The cause of Theresa May’s troubles is no secret: When in April 2017, despite repeated assurances she had no intention of doing so, the Prime Minister went against her word and called an unnecessary general election, she did so because she was convinced a landslide victory would be the inevitable result. From this position of strength the woman some elements of the media were already stylising as the second coming of Thatcher intended to silence her internal critics, annihilate what remained of a Labour Party in the grips of the far left, before then delivering the ultimate coup de grâce: Ramming Brexit through a recalcitrant parliament. History would record May as an all-conquering leader, who in a time of transition, rife with potential peril, rose to the occasion and saved Britain from disaster. Cometh the hour, cometh the woman.
That, at least, was the plan. As is so often the case, however, pride comes before the fall. Still enjoying the last of the honeymoon period that followed her rise to power, and faced with an opponent all assured her she’d easily defeat, a May so complacent she bordered on the arrogant seriously miscalculated the balance of political forces in the country. She fought a disastrous campaign, marred by repeated own goals, in which as a result she increasingly lost ground to the supposedly unelectable Jeremy Corbyn. The whole episode was an unforced error—or perhaps more accurately a series of unforced errors—which cost May her majority in the Commons, along with her reputation, though as of yet not her job. Instead May has stumbled on as a zombie prime minister. A dead woman walking, in whom few believe, who’s achieved little in terms of policy, who survives only for as long as her party’s fear of a Corbyn government remains greater than their disenchantment with her.
Have we reached this tipping point? Faced with several high-profile resignations, open talk of plots against her and constant press speculation about civil war around the cabinet table, it’s hard to see May remaining in power for much longer. Hers is a failing leadership, nowhere more so than on the big issue of the day. Indeed May’s dithering over Brexit, the attempt to keep everyone on side by delaying the major decisions about leaving for as long as possible, is directly responsible for the predicament she now finds herself in. Yet while her inability to chart a clear course has sapped what little authority she had left, taking the dissatisfaction of the anti-EU wing of her party to boiling point in particular, the problem her rivals face is that if they move to soon they have little to gain. Far better to let the mess that is Brexit play out then lead the rescue effort rather than try to take command of a sinking ship. This appears to be the Labour leadership’s thinking too. In effect the PM has become the perfect fall guy (or gal!) for the many problems related to the UK’s decision to leave the EU.

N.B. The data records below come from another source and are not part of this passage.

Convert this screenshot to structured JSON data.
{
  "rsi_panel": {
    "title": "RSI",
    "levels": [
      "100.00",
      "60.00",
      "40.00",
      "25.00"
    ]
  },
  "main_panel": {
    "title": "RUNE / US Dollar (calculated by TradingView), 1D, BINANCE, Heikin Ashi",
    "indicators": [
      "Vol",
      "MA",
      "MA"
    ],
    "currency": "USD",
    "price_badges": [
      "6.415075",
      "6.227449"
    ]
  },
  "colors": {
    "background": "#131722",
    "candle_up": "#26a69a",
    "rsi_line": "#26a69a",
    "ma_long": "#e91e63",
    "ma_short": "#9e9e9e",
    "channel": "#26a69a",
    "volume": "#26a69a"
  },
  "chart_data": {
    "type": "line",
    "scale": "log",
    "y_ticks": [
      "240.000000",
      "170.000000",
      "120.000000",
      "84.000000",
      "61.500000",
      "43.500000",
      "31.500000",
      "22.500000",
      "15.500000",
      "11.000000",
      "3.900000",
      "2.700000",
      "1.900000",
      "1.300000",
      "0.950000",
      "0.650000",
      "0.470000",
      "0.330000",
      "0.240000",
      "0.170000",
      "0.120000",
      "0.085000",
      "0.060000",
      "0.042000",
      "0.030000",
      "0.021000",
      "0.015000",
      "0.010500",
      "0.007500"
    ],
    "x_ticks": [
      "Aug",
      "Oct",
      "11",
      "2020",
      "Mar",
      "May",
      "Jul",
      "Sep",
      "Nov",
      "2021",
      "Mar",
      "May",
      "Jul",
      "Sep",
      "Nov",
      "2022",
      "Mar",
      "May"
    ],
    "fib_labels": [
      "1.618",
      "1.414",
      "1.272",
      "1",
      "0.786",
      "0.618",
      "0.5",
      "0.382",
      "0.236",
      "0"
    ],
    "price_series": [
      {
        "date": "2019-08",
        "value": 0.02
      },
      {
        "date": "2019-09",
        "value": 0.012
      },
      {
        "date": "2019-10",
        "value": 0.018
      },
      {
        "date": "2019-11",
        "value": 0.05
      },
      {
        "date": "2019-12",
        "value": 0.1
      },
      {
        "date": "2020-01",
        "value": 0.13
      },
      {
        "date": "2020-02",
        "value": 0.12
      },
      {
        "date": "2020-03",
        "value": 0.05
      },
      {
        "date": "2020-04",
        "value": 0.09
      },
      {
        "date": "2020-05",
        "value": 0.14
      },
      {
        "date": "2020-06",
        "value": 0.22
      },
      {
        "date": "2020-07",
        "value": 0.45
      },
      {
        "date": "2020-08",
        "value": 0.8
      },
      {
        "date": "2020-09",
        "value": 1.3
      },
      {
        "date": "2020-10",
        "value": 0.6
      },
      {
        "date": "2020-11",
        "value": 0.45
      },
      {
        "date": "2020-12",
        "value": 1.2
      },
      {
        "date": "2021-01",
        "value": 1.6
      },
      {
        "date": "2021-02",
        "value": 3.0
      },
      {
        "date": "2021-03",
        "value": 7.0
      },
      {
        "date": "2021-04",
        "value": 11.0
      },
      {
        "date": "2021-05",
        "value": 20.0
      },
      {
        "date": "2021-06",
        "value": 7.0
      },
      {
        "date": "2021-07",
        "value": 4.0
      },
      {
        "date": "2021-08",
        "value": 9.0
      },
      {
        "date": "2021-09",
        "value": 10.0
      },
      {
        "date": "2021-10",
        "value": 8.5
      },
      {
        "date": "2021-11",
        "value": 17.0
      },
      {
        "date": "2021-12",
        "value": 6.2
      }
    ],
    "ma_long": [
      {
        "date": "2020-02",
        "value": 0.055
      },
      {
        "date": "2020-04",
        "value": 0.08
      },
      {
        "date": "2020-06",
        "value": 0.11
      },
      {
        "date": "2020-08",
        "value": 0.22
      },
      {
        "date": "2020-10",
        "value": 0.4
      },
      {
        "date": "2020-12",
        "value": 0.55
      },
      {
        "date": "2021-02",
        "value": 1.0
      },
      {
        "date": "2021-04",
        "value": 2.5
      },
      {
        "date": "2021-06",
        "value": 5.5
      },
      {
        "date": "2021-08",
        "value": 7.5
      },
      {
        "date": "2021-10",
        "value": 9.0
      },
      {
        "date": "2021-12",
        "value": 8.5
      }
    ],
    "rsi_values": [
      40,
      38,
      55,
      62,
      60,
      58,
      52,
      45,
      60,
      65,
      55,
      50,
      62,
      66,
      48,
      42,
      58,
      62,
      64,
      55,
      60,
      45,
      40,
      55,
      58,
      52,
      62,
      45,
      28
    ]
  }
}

Because of this May will survive for the moment. In fact day-to-day survival has arguably become the defining characteristic of a premiership which promised so much—not just on Brexit, but on a range of other issues too—but at least so far has delivered so very little. Perhaps as some do we can compliment the PM’s resiliency if nothing else. More to the point, however, her situation is the political equivalent of being on death row. Trapped, appeals exhausted, left to carry the can for a crime she didn’t commit but nevertheless volunteered to take responsibility for, all May can now do is sit and wait for the date of her execution to be announced. In Theresa no one trusts. In Theresa no one still has any real hope. Yet while both she and the country are resigned to her fate, the time to put her out of her misery has still not quite been reached.
Postscript: Could May exercise what little power she has left over her future and resign? In theory it’s possible. In reality, however, May will continue on. In part out of a misplaced sense of duty. Perhaps more though because she knows she would be judged very harshly for jumping overboard at this point in time. All the more so given that she volunteered to captain the ship following David Cameron’s departure. For this reason, barring something drastic and unforeseen occurring in the meantime, May will not step down before the autumn—when parliament returns, the date of leaving the EU nears, and in all likelihood the real battle for Downing Street will truly commence. In this respect the stage has been set and the leading role assigned. All that now remains to be seen is who will fill the ranks of the supporting cast in this unfolding tragi-comedy that is contemporary British politics.